Answer to Problem 17CT

Solution:

The solution of the equation $\log \left(x^2+3\right)=\log \left(x+6\right)$ is $x=\frac{1+\sqrt{13}}{2}\text{or}x=\frac{1-\sqrt{13}}{2}$.

Explanation of Solution

Given information:

The equation is $\log \left(x^2+3\right)=\log \left(x+6\right)$.

Explanation:

Let $\log \left(x^2+3\right)=\log \left(x+6\right)$.

The domain of the variable requires that $x^2+3>0$ and $x+6>0$, so $\left\{x|x\in ℝ\right\}$ and $x>-6$.

This means, any solution must satisfy all real number, or equivalently, $\left(-\infty ,\infty \right)$ in interval.

It can be written as ${\log }_{10}\left(x^2+3\right)={\log }_{10}\left(x+6\right)$.

By using if ${\log }_{a}M={\log }_{a}N$, then $M=N$ where $M,N,a>0$, and $a\ne 1$,

Here $a=10>0$ and $a\ne 1$.

$\Rightarrow x^2+3=x+6$

Subtracting $x+6$ from both sides,

$\Rightarrow x^2+3-x-6=0$

$\Rightarrow x^2-x-3=0$

To solve this quadratic equation, use quadratic formula.

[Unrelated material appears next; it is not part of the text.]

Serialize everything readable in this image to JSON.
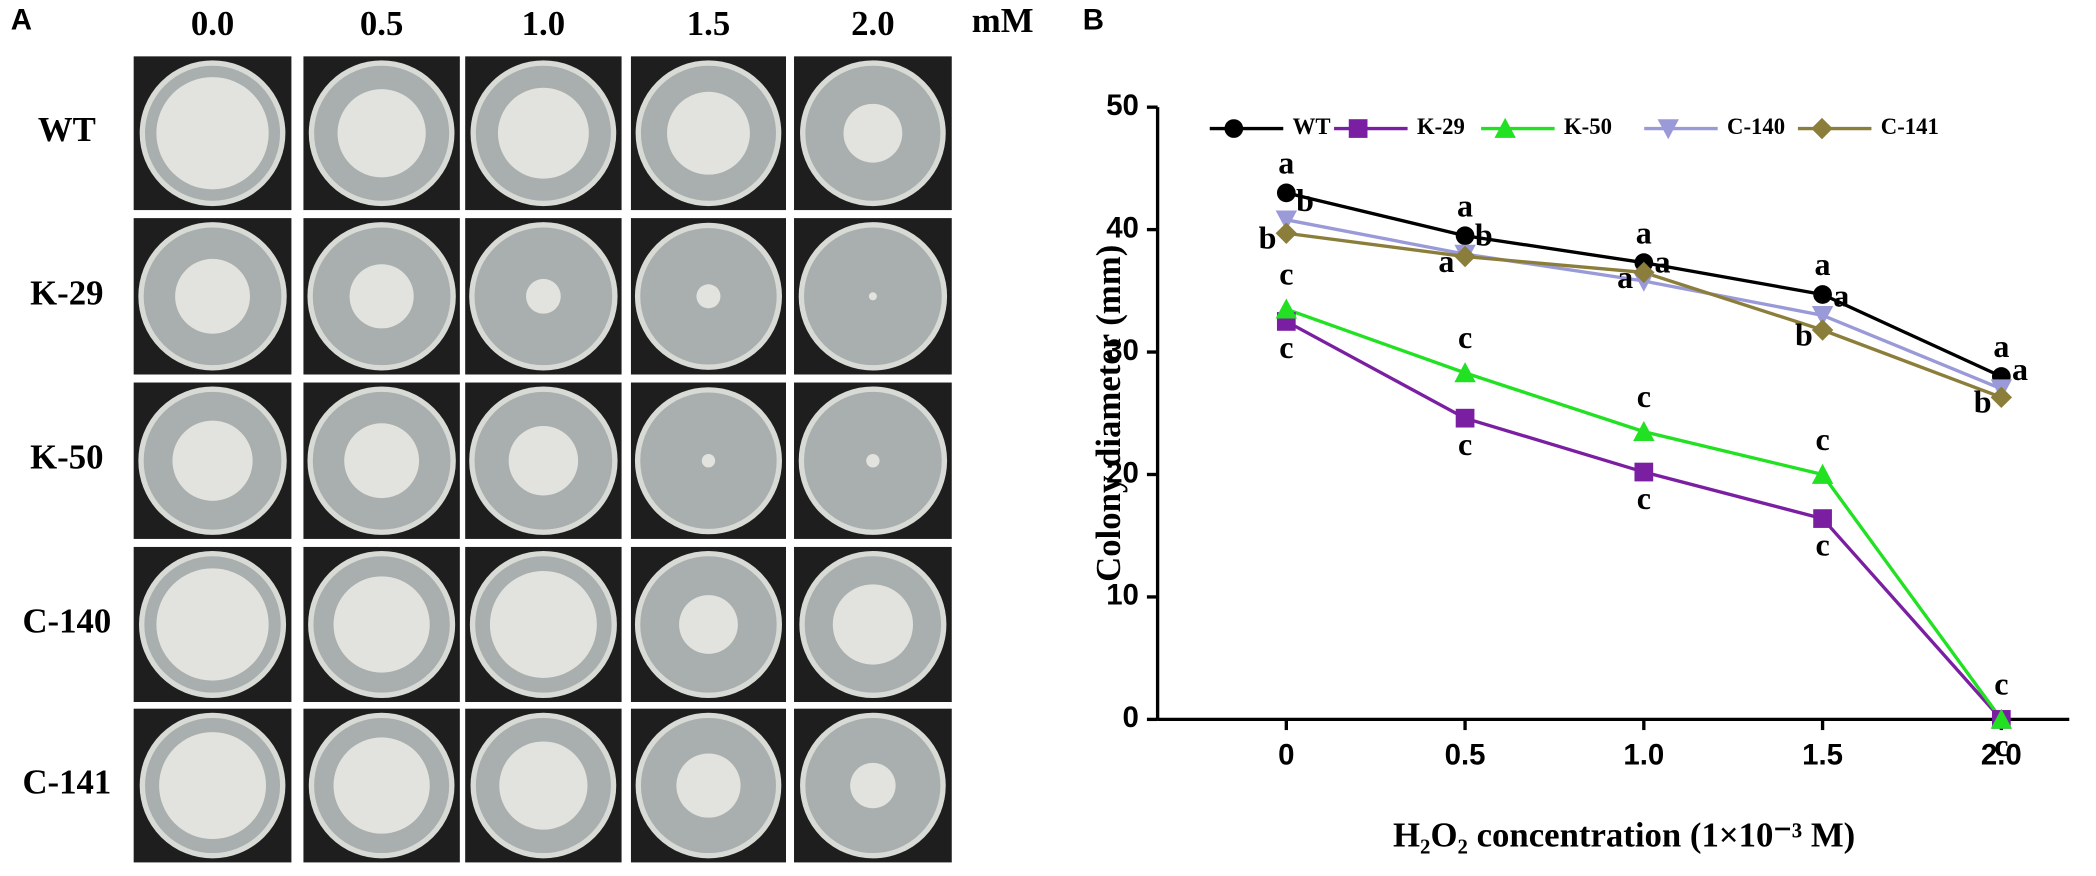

By using quadratic formula,

$\Rightarrow x=\frac{-\left(-1\right)\pm \sqrt{{\left(-1\right)}^2-4\left(1\right)\left(-3\right)}}{2\left(1\right)}$

$\Rightarrow x=\frac{1\pm \sqrt{13}}{2}$

$\Rightarrow x=\frac{1+\sqrt{13}}{2}\text{or}x=\frac{1-\sqrt{13}}{2}$

Thus, the solution of equation $\log \left(x^2+3\right)=\log \left(x+6\right)$ is $x=\frac{1+\sqrt{13}}{2}\text{or}x=\frac{1-\sqrt{13}}{2}$.